Closed 736958408 closed 1 month ago
Hi,
Thanks for your interest in the project. We don't have the script for backtranslation present, but I can give you some high level guideline for backtranslation pipeline
Model Used: NLLB 600M Distilled Source Language: English Target Language: French
There was a pipeline to translate source texts to target language. Huggingface implementation has num_return_sequences, keep that a value greater than 1 (we used 5) and keep sampling parameters that promote diversity.
After this, we translate these back to source language, again with sampling parameters that promote diversity. Now, the reason for 5 sequences is that often, doing backtranslation results in same source text (looks like the translation models are getting better and better) and out of 5 we take the one which shows most diversity
Regarding TTS, yes we used Coqui-TTS.
Let us know if you have any further questions
Additionally, once you have successfully back-translated, you can use this file for TTS synthesis. I have tested this and it works as is!
Thank you for your attention and response. I have generated augmented text using NLLB as suggested. However, we encountered an issue while running Coqui-TTS. We found that the files config.json, language.json, speakers.json, and best_model.pth.tar are no longer available for download. Could you please provide the download links for these files? Thank you very much!
Hi @736958408 ,
Unfortunately, it looks like I don't have the checkpoints anymore. Additionally, you are right that the original YourTTS does not host the ckpts anymore.

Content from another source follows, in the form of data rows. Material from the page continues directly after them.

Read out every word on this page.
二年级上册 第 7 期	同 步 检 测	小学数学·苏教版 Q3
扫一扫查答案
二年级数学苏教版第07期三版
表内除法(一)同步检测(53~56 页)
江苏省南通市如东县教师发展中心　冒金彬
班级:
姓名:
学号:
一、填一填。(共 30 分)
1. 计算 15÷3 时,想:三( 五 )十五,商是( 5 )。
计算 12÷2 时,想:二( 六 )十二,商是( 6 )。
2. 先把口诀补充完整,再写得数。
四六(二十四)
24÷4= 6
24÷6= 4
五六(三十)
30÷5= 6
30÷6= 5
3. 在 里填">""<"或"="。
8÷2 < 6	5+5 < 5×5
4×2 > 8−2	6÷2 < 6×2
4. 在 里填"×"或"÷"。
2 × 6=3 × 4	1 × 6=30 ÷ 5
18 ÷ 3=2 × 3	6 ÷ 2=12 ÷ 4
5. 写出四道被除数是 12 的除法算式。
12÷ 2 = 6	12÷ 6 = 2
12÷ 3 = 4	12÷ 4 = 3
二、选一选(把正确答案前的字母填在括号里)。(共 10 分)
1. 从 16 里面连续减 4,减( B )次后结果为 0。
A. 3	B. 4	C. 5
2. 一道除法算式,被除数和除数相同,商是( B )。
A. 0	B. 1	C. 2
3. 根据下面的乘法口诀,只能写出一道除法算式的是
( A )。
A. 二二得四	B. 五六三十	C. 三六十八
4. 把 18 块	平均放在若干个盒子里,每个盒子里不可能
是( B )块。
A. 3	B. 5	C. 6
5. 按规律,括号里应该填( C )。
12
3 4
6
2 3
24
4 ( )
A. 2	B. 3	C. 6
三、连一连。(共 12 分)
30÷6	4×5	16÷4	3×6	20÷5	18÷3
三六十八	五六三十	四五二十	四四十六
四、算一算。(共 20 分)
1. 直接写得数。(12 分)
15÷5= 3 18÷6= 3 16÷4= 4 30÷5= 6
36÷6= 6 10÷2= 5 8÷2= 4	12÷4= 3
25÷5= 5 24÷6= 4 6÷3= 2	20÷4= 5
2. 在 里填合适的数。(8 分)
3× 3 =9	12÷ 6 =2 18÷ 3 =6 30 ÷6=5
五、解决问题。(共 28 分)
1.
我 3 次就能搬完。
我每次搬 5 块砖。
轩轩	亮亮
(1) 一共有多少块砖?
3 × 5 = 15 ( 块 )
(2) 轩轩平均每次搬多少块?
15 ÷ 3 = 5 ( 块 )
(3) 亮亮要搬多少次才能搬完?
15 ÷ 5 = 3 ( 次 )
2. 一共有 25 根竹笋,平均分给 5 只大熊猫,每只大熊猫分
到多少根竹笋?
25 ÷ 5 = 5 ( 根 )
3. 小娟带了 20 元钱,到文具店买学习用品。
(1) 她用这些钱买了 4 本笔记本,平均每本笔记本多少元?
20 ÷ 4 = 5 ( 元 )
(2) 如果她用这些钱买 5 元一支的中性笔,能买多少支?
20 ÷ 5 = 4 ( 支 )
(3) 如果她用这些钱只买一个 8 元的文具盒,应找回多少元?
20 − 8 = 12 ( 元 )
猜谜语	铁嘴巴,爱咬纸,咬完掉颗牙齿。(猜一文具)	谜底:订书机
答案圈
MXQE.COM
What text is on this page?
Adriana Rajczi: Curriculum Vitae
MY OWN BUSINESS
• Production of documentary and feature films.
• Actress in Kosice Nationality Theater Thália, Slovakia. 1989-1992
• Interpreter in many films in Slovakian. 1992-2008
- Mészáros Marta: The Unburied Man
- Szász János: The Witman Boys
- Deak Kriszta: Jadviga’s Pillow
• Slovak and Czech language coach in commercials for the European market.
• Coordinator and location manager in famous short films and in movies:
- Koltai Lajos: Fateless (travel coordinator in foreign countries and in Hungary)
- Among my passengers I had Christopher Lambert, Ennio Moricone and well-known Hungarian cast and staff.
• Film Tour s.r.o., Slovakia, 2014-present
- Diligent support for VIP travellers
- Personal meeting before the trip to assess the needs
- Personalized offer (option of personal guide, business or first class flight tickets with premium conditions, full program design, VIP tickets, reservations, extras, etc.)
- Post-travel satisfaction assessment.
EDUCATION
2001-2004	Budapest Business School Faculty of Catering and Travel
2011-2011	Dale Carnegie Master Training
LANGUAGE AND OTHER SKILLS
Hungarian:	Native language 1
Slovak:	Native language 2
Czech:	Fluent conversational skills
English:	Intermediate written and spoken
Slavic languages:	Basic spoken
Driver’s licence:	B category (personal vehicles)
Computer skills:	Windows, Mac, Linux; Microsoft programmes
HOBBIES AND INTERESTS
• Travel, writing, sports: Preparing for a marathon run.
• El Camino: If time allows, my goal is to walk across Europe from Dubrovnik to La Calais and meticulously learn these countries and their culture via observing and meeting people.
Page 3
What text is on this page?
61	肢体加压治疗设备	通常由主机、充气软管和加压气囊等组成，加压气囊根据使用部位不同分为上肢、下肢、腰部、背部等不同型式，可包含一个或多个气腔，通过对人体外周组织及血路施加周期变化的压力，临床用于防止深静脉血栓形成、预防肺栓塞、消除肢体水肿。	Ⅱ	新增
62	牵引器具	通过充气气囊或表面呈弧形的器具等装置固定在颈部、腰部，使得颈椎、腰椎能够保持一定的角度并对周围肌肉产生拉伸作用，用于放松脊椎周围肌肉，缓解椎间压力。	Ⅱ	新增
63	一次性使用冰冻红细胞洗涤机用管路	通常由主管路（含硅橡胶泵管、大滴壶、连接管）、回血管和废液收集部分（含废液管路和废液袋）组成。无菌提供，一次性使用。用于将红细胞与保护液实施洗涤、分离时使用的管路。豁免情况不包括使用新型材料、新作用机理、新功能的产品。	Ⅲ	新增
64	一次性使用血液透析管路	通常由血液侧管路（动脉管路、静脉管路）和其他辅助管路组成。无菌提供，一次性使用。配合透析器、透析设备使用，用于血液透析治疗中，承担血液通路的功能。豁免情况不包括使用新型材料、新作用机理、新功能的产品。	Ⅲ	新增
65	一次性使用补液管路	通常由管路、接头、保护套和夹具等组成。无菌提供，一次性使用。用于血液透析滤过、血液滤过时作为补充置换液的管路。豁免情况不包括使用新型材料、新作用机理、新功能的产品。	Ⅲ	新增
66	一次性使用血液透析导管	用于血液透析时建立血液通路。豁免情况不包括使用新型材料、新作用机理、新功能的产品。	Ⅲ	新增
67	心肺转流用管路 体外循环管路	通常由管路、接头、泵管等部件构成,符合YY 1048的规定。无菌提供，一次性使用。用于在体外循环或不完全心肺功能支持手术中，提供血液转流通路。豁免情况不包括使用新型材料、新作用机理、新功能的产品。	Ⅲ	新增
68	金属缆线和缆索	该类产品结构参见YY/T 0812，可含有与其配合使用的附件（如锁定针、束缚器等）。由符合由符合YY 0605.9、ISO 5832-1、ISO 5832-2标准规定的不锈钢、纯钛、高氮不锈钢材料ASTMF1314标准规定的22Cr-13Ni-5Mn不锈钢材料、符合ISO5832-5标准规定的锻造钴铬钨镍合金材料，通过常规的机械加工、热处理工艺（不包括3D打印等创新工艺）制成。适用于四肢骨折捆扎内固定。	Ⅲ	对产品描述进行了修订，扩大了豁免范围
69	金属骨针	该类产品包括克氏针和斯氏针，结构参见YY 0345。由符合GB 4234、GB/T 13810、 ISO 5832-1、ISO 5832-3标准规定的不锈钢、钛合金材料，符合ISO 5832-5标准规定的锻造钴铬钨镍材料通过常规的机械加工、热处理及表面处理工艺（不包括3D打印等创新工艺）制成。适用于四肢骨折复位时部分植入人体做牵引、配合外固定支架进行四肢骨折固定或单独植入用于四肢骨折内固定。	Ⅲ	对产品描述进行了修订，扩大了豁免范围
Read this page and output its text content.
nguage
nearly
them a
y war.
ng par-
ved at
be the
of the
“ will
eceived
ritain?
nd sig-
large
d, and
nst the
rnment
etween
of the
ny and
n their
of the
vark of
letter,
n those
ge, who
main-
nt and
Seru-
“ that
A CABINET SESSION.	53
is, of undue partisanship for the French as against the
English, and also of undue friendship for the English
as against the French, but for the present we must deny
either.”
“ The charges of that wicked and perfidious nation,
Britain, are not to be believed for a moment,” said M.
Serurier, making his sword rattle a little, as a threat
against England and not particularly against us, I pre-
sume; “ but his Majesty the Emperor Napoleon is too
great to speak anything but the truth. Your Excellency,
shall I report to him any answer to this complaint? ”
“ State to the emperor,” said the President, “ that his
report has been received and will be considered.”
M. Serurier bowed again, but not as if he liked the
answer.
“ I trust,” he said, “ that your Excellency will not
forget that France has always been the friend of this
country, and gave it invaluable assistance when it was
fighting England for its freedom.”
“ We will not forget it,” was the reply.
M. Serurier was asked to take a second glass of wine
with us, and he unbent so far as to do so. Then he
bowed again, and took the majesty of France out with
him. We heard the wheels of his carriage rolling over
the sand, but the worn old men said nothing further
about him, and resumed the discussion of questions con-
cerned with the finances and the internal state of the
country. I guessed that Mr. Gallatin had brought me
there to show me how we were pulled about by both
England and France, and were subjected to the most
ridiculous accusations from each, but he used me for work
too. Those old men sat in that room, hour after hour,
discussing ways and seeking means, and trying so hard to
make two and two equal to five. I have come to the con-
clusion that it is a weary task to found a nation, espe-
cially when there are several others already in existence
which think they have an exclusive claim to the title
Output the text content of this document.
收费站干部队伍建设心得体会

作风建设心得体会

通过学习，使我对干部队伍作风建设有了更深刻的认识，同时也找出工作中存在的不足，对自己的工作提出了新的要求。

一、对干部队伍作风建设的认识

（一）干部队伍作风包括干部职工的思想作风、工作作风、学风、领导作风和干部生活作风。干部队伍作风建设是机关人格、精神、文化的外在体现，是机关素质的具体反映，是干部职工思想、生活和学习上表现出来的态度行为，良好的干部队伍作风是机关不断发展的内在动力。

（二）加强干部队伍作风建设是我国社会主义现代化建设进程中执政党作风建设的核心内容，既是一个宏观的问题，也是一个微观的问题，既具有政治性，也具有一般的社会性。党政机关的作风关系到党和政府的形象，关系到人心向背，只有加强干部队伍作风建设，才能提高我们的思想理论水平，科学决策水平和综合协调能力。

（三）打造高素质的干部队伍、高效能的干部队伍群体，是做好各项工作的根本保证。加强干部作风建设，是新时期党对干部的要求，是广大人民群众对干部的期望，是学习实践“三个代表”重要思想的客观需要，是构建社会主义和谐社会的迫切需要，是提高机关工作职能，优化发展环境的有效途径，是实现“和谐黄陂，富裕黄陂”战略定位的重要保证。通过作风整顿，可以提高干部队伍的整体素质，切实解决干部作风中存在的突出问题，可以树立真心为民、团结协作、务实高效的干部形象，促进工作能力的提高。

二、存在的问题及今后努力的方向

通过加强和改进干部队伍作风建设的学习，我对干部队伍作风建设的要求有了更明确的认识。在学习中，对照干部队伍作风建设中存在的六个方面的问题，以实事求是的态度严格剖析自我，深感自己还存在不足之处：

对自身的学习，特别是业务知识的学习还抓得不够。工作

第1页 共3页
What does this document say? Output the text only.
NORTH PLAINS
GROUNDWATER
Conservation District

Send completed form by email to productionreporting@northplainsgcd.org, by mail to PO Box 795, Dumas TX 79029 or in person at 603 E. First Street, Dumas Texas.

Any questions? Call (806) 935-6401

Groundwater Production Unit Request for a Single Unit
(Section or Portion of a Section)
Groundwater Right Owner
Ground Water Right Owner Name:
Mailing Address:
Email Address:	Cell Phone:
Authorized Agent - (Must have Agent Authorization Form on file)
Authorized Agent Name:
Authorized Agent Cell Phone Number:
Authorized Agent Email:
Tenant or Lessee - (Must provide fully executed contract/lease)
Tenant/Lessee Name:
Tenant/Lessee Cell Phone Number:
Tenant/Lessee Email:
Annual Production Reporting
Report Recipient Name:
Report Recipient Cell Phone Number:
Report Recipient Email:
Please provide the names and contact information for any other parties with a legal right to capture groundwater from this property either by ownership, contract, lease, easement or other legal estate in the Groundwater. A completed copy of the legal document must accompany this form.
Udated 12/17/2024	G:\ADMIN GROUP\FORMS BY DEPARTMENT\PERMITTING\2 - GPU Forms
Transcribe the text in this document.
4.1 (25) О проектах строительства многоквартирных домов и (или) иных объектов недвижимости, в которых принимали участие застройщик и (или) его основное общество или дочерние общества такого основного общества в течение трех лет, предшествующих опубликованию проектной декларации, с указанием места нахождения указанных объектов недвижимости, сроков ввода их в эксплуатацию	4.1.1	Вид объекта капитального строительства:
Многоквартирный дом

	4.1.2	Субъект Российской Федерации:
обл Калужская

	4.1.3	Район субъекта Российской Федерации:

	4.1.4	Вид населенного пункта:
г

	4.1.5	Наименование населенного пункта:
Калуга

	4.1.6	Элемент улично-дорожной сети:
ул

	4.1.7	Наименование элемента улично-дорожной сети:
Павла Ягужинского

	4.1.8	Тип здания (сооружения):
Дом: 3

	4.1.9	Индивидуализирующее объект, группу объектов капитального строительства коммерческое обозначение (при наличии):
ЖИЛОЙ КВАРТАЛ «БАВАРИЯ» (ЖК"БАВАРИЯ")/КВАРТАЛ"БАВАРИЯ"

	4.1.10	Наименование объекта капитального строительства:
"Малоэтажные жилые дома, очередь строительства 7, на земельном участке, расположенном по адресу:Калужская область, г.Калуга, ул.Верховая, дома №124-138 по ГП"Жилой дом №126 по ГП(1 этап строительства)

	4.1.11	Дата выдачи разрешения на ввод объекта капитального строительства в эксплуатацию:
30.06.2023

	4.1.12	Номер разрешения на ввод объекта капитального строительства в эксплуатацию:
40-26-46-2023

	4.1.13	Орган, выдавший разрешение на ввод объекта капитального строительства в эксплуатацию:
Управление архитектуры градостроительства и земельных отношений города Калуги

However, have you tried searching in Coqui? You might be able to get it there:
https://github.com/coqui-ai/tts?tab=readme-ov-file#command-line-tts
tts --list_models
Please let me know if you see the model here! If not, I can look for an alternative!
Additionally, it is worth mentioning that MMER can perform almost as well as any other TTS+VC model like YourTTS. You can also use stronger alternatives to YourTTS if they are not available. The code I have provided remains the same for most models.
I am very pleased to discuss these issues with you, and I appreciate the help you have provided. Regarding TTS, indeed, the latest version has significant changes, making it relatively more challenging to resolve issues. I installed the latest version directly using pip install TTS, and it's important to note that Python version must be >= 3.9.0 to avoid dependency errors. For the model, I am using "vocoder_models--en--ljspeech--multiband-melgan" to generate audio by enhancing text. The data is currently being processed, and I will use MMER to evaluate the processed dataset later. Thank you for your guidance and attention. If I have any questions later, I will leave you a message. Thank you very much!
Dear Author,
This project is indeed excellent, but I have encountered some issues with data preprocessing and would like to ask for your advice. I want to train other datasets for this model, but I am unsure about the models you used for back-translation and text-to-speech (TTS). I saw an example of Coqui-TTS in the code for TTS. Did you use this model for text-to-speech? For back-translation, which model did you use to enhance the text? If possible, could you please provide the code for data preprocessing? Thank you very much. I look forward to your reply.